Implementation of term frequency - inverse document frequency
Tf-idf stands for term frequency - inverse document frequency which is used in text mining and information retrieval system to evaluate how important a word is in a document.
The importance is directly proportional to the number of times a word appears in the document but is also weighted down by the frequency of the word in the whole corpus.
term-frequency (tf) of a term/word t is actually given by:
tf = (number of times the term t appears in a document ) / (total number of terms in the same document)
inverse document frequency (idf) mesaures how much rare a term is throughout the multiple documents.
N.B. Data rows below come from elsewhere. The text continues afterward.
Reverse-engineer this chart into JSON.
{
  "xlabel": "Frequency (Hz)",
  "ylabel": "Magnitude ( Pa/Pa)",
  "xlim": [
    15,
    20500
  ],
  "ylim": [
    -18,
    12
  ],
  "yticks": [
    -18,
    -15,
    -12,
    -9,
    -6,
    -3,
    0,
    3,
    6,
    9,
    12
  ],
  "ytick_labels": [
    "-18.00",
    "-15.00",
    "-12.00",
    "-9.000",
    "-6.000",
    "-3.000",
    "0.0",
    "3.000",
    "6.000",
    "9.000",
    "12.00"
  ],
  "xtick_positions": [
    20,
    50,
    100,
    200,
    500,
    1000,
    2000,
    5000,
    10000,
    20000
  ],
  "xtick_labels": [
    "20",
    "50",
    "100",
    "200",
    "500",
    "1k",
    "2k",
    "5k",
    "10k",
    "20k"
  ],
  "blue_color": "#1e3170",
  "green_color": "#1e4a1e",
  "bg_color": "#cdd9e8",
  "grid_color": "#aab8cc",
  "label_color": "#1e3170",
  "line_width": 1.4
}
That is, more the rareness of a term, the greater we tend to value the rareness.
idf = natural_logarithm[ (total number of documents) / (number of documents having the term t) ]
Here, natural_logarithm
is the logarithmic function with base e.
The only dependency I have used here (Used from June 25, 2018 and onwards) is nltk
library for lemmatization purpose.
pip install nltk
git clone https://github.com/NISH1001/tag-generator
The tagger uses the documents available inside data/documents/
So, make sure there is atleast one document inside this path.
Run the tagger.py script. [I am assuming you are using python3]
python3 tagger.py
This will generate default 5 tags. Additional number can be supplied for getting more tags.
python3 tagger.py 7
If you want to test a custom text file, put that inside the data folder as data/test.